Taiwan welcomed 2.5 million coronavirus vaccine doses from the United States on Sunday as help from a true friend, more than doubling the major semiconductor-producing island’s arsenal of shots as it deals with a cluster of domestic infections, Reuters reports.
Washington, competing with Beijing to deepen geopolitical clout through “vaccine diplomacy,” initially had promised to donate 750,000 doses but increased that number as President Joe Biden’s administration advances its pledge to send 80 million U.S.-made shots around the world.
A China Airlines Boeing 777 freighter carrying the vaccines landed at Taoyuan airport outside of Taipei late afternoon, greeted on the tarmac by Health Minister Chen Shih-chung and the top U.S. diplomat in Taiwan, Brent Christensen.
Speaking from her office in comments broadcast after the arrival of the Moderna Inc shots, President Tsai Ing-wen expressed her “sincere gratitude.”
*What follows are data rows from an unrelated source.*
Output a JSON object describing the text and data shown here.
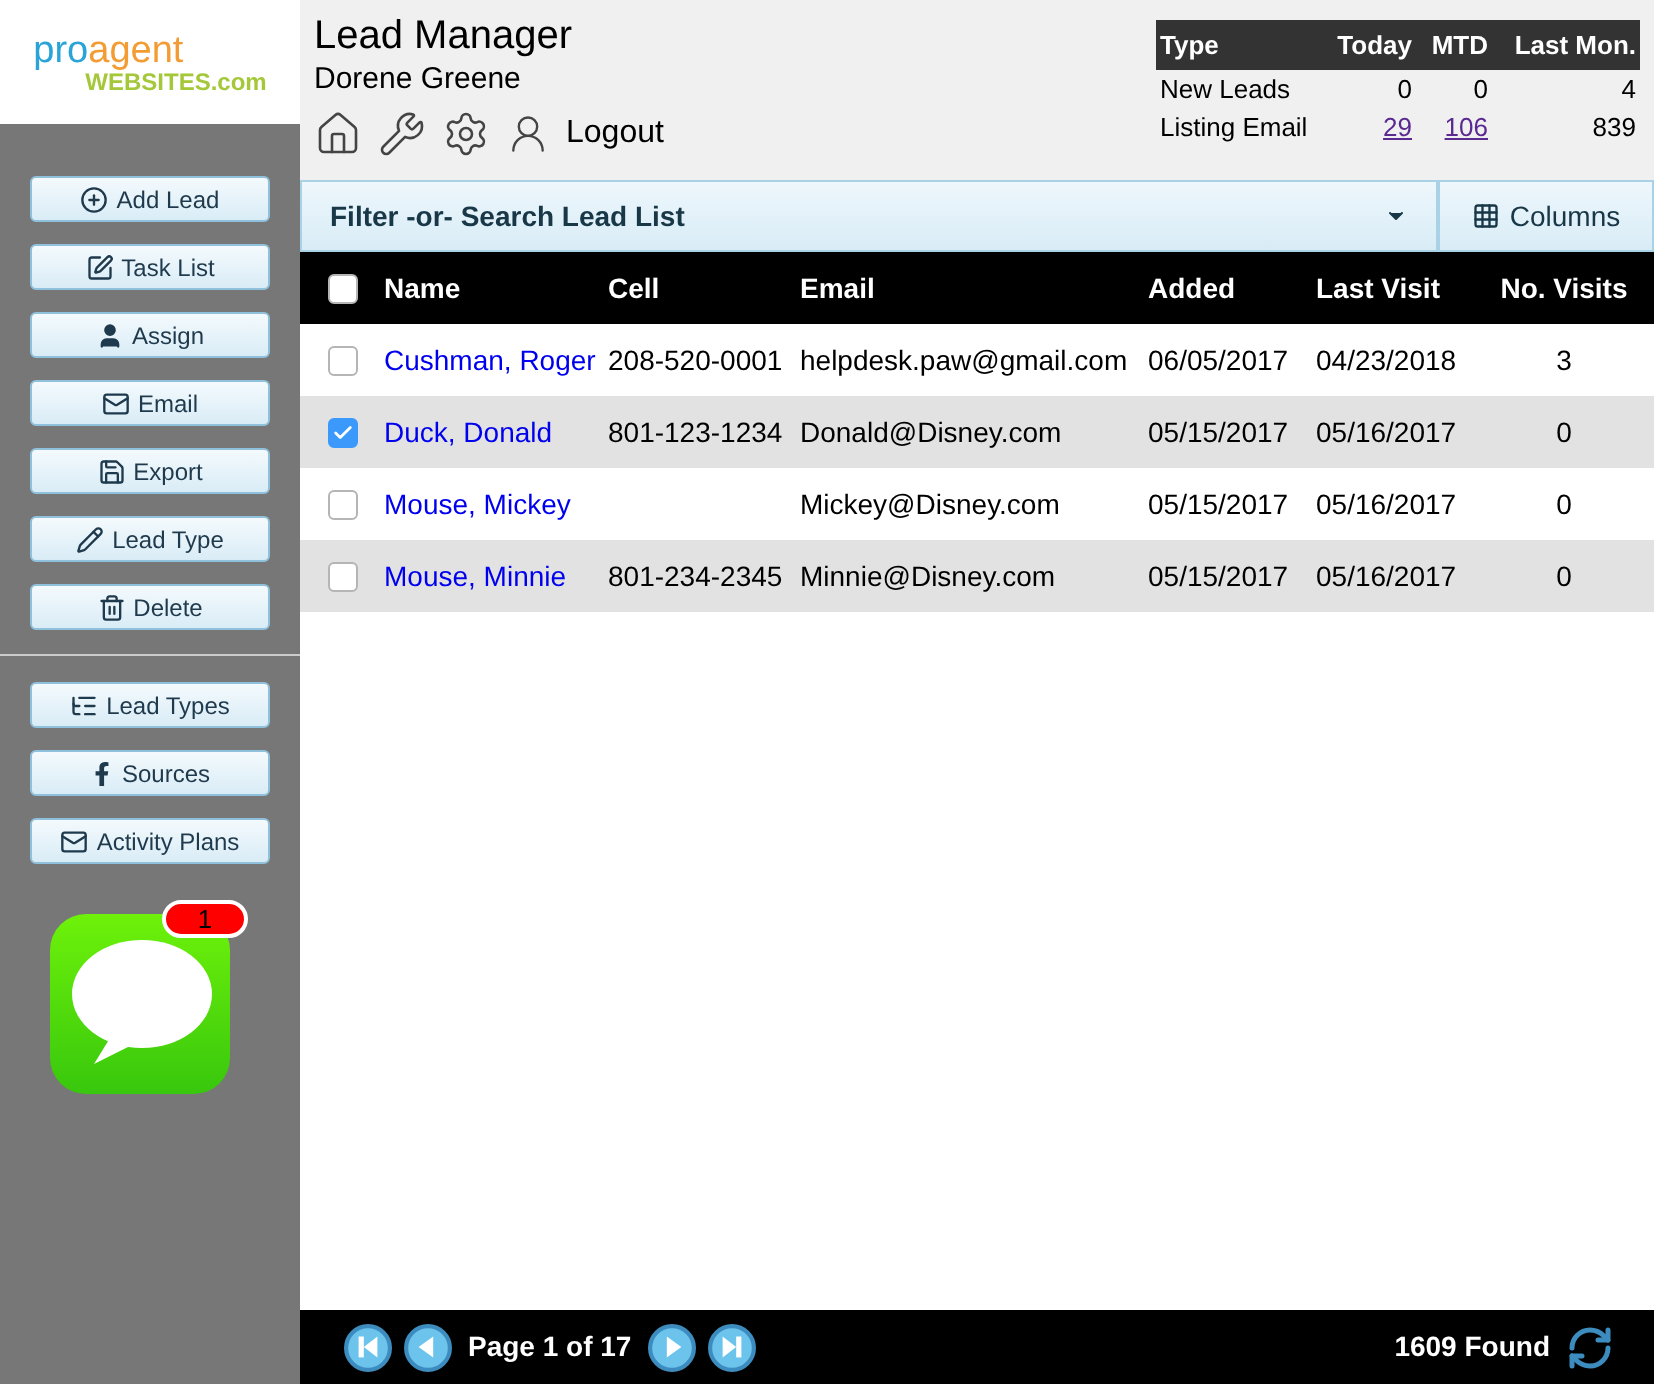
{
  "logo": {
    "part_1": "pro",
    "part_2": "agent",
    "part_3": "WEBSITES.com"
  },
  "sidebar": {
    "actions": [
      {
        "label": "Add Lead",
        "kind": "add"
      },
      {
        "label": "Task List",
        "kind": "tasks"
      },
      {
        "label": "Assign",
        "kind": "user"
      },
      {
        "label": "Email",
        "kind": "mail"
      },
      {
        "label": "Export",
        "kind": "save"
      },
      {
        "label": "Lead Type",
        "kind": "pencil"
      },
      {
        "label": "Delete",
        "kind": "trash"
      }
    ],
    "settings": [
      {
        "label": "Lead Types",
        "kind": "list"
      },
      {
        "label": "Sources",
        "kind": "facebook"
      },
      {
        "label": "Activity Plans",
        "kind": "plans"
      }
    ],
    "messages_badge": "1"
  },
  "header": {
    "title": "Lead Manager",
    "user": "Dorene Greene",
    "logout": "Logout"
  },
  "stats": {
    "columns": [
      "Type",
      "Today",
      "MTD",
      "Last Mon."
    ],
    "rows": [
      {
        "cells": [
          "New Leads",
          "0",
          "0",
          "4"
        ],
        "links": [
          false,
          false,
          false,
          false
        ]
      },
      {
        "cells": [
          "Listing Email",
          "29",
          "106",
          "839"
        ],
        "links": [
          false,
          true,
          true,
          false
        ]
      }
    ]
  },
  "filter": {
    "placeholder": "Filter -or- Search Lead List",
    "columns_button": "Columns"
  },
  "table": {
    "columns": [
      "Name",
      "Cell",
      "Email",
      "Added",
      "Last Visit",
      "No. Visits"
    ],
    "all_checked": false,
    "rows": [
      {
        "checked": false,
        "cells": [
          "Cushman, Roger",
          "208-520-0001",
          "helpdesk.paw@gmail.com",
          "06/05/2017",
          "04/23/2018",
          "3"
        ]
      },
      {
        "checked": true,
        "cells": [
          "Duck, Donald",
          "801-123-1234",
          "Donald@Disney.com",
          "05/15/2017",
          "05/16/2017",
          "0"
        ]
      },
      {
        "checked": false,
        "cells": [
          "Mouse, Mickey",
          "",
          "Mickey@Disney.com",
          "05/15/2017",
          "05/16/2017",
          "0"
        ]
      },
      {
        "checked": false,
        "cells": [
          "Mouse, Minnie",
          "801-234-2345",
          "Minnie@Disney.com",
          "05/15/2017",
          "05/16/2017",
          "0"
        ]
      }
    ]
  },
  "pager": {
    "page": "Page 1 of 17",
    "found": "1609 Found"
  }
}
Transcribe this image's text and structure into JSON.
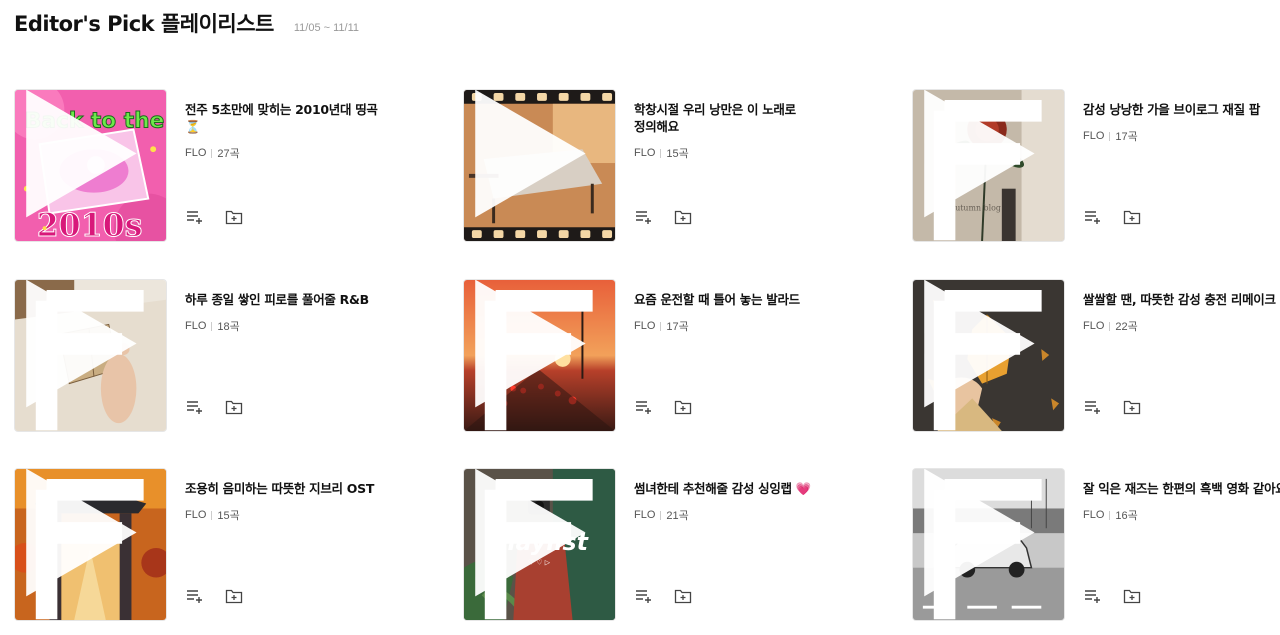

“A friend in need is a friend indeed,” she added, switching into English.
The American Institute in Taiwan – the de facto U.S. embassy – said the donation reflected the U.S. commitment to Taiwan “as a trusted friend and an important security partner.”
“As President Biden has said, ‘we will not use our vaccines to secure favors from other countries,'” it said in a statement. “Instead, ‘we’ll share these vaccines in service of ending the pandemic everywhere.'”
Taiwanese politicians from across the political spectrum also thanked the United States, including the main opposition party, the Kuomintang, which has hammered Tsai for what it says is slow procurement of vaccines.
China rebukes US ‘political manipulation’ of vaccines
China’s foreign ministry urged the United States on Monday not to seek “political manipulation” in the name of vaccine assistance after the United States delivered 2.5 million coronavirus shots to Chinese-claimed Taiwan.
Ministry spokesman Zhao Lijian made the comment at a daily news briefing in Beijing.